In the search for the tens of thousands of missing persons from the deadly Russian-Ukrainian war, there are many blind spots, many things left unsaid and many silences. In Russia, the veil of secrecy means that lots of families still have no news of their relatives who went missing in action. In Ukraine, where the search for the missing is carried out in a much more democratic climate, difficulties remain staggering. Not least of these is the fact that soldiers who died on the battlefield often have no recognizable body left.

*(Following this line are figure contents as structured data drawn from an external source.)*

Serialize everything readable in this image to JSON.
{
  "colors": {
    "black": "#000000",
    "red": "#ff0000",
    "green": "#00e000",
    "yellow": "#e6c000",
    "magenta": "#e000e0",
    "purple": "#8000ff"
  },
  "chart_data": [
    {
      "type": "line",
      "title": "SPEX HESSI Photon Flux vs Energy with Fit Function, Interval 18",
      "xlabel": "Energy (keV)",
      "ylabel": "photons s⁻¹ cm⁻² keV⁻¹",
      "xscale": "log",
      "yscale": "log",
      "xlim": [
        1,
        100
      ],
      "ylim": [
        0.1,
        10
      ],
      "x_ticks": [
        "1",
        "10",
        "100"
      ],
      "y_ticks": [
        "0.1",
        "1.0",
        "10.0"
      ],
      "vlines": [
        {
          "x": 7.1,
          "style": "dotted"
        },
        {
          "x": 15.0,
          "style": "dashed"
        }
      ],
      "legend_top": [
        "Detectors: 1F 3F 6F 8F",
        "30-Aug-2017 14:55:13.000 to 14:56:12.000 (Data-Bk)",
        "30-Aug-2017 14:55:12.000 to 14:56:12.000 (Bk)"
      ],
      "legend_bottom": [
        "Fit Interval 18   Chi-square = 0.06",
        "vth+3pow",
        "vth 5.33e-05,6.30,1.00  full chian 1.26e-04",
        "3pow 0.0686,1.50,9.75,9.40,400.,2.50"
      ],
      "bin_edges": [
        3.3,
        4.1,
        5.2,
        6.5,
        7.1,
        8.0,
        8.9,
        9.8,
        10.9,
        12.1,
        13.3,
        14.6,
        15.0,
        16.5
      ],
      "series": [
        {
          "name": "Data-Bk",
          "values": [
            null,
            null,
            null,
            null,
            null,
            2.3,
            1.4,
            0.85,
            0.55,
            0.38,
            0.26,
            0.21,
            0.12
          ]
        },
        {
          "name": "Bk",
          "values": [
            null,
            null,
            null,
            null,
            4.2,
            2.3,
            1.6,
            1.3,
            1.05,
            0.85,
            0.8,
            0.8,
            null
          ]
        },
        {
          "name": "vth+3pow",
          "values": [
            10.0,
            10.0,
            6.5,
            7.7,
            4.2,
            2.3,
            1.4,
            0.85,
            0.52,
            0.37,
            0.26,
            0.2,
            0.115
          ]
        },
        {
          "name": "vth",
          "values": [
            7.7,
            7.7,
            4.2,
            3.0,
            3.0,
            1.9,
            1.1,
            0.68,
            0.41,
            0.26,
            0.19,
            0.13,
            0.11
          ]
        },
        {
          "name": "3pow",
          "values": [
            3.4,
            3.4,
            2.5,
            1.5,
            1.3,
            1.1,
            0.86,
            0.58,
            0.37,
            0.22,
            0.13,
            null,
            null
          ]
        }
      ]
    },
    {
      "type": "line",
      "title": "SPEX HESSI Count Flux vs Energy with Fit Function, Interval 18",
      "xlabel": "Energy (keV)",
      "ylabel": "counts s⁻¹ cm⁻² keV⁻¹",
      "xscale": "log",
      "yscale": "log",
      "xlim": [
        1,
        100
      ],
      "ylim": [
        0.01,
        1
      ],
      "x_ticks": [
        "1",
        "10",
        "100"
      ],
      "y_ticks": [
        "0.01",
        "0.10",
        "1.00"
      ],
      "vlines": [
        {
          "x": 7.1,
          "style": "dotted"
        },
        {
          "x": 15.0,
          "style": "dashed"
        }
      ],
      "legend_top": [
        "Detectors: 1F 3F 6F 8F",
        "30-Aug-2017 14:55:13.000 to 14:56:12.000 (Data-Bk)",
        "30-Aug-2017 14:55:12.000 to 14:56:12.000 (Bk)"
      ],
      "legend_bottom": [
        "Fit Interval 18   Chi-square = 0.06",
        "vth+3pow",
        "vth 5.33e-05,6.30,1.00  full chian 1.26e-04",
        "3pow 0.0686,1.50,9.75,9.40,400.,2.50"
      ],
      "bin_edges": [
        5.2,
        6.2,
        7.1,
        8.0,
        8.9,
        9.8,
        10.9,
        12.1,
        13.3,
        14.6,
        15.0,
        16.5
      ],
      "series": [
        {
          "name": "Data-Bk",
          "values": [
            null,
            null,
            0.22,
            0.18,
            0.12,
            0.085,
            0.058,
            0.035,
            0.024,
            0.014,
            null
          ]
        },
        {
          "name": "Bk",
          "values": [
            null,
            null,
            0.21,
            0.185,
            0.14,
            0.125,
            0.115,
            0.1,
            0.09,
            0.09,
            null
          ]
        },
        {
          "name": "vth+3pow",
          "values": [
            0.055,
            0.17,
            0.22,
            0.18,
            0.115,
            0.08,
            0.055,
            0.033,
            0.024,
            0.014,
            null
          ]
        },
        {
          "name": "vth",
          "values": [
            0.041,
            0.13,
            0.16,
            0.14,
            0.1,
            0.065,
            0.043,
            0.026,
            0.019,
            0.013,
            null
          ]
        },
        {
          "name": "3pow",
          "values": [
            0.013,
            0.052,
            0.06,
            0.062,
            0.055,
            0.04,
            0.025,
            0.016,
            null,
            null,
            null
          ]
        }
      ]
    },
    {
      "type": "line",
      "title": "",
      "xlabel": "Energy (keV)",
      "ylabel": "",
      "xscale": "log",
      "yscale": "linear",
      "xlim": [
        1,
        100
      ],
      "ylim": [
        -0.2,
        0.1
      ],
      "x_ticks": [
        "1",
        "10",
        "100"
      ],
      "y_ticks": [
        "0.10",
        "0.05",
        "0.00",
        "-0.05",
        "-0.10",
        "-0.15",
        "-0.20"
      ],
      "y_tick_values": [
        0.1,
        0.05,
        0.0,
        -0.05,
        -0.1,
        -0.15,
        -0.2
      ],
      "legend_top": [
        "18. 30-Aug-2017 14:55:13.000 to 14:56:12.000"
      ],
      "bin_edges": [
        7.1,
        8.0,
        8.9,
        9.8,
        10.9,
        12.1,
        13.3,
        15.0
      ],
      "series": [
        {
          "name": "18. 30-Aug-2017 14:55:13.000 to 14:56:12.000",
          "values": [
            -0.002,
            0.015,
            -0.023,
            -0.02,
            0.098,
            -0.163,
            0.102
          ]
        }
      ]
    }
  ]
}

On December 4, the Ukrainian health ministry signed an agreement with the International Commission on Missing Persons (ICMP), an intergovernmental organization based in The Hague (Netherlands), to create a vast centralized data collection system to identify missing persons. The Integrated Data Management System, which will be operational in 2025, will cross-reference data such as DNA, fingerprints and dentition with ante-mortem information (photographs, fractures, tattoos, etc.) and the results of post-mortem examinations by forensic doctors.

Vitali Povstyany, head of the forensics department of the health ministry in Kyiv, makes no secret of the fact that Ukraine has a long way to go. "We've never had a centralized system. Information gathering depended on regional administrations, some of which didn't really bother. Before the Russian invasion, nobody really cared about our department. The war has reminded people that we exist," he said, with a smile.